Fig. 4. During a two-month period, drilling continued while the surface current was consistently high, between 3 and 4 knots. 

CONCLUSIONS

Success in a costly drilling project that extends the boundaries of technical accomplishment depends on several factors. The team must focus on meeting the project's objectives over optimization or cost-driven risk-taking. Team members should have extensive relevant experience, and have constant and reliable access to technology experts.

Team member's diverse experience adds new ideas and makes for stronger consensus decisions when unexpected events arise. Technology access and the ability to transfer it between projects around the world assure best practice.

A reliable, immediate communications system from the rig and multiple shore-based sites provides immediate access to analytical tools and top-level decision-makers when necessary. Constant updating and involvement then create a reliable decision context while providing the ability to properly assess risks and willingness to change the plan's most fundamental parts. WO

ACKNOWLEDGEMENT

This article was prepared from OTC 17970, which was presented at the 2006 Offshore Technology Conference held in Houston, Texas, May 1-4, 2006.

LITERATURE CITED

1  Aston, M. S. and M. R. Alberta et al, "Drilling fluids for wellbore strengthening," SPE/ IADC 87130, presented at the IADC/ SPE Drilling Conference, Dallas, Texas, Mar. 2 – 4, 2004.
2   Alberty, M. W. and McLean, M. R., "A Physical Model for Stress Cages," SPE 90493 presented at the SPE Annual Technical Conference and Exhibition, Houston, Texas, Sept. 26 – 29, 2004.

THE AUTHORS

Sparkes

Dan Sparkes earned a BS degree in petroleum engineering from the University of Alberta, Canada.
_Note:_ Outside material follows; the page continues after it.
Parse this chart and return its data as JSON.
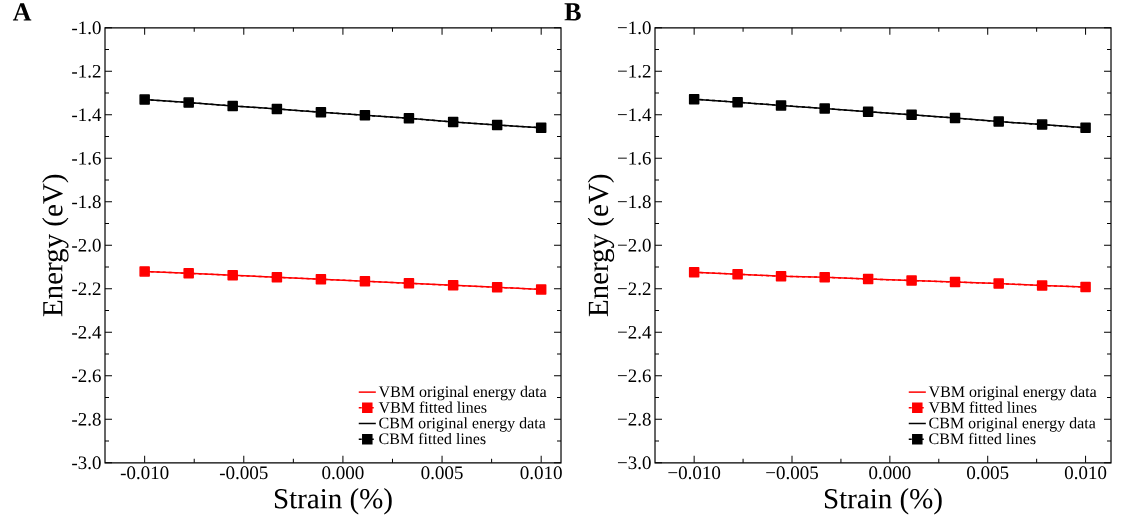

With seven years of oilfield experience, he has held various positions in petroleum, drilling, and completions engineering. Mr. Sparkes served as well site drilling engineer for the Brazil Algodoal project.



James Wellings earned a BS degree in engineering from Penn State University. He has more than 20 years in the oil industry, focused on exploration drilling. Mr. Wellings served as drilling superintendent for the Brazil Algodoal project.


Rheaum

Gregory T. Rheaume earned a mechanical engineering degree in 1991. He has held numerous engineering and supervisory roles with BP in Canada, the US, UAE, Norway, Angola and Brazil. Mr. Rheaume joined the BP Brazil team in 2003. As senior drilling engineer, he was the lead engineer responsible for planning and operational support on the Algodoal project. He is presently drilling team leader, onshore, in the US.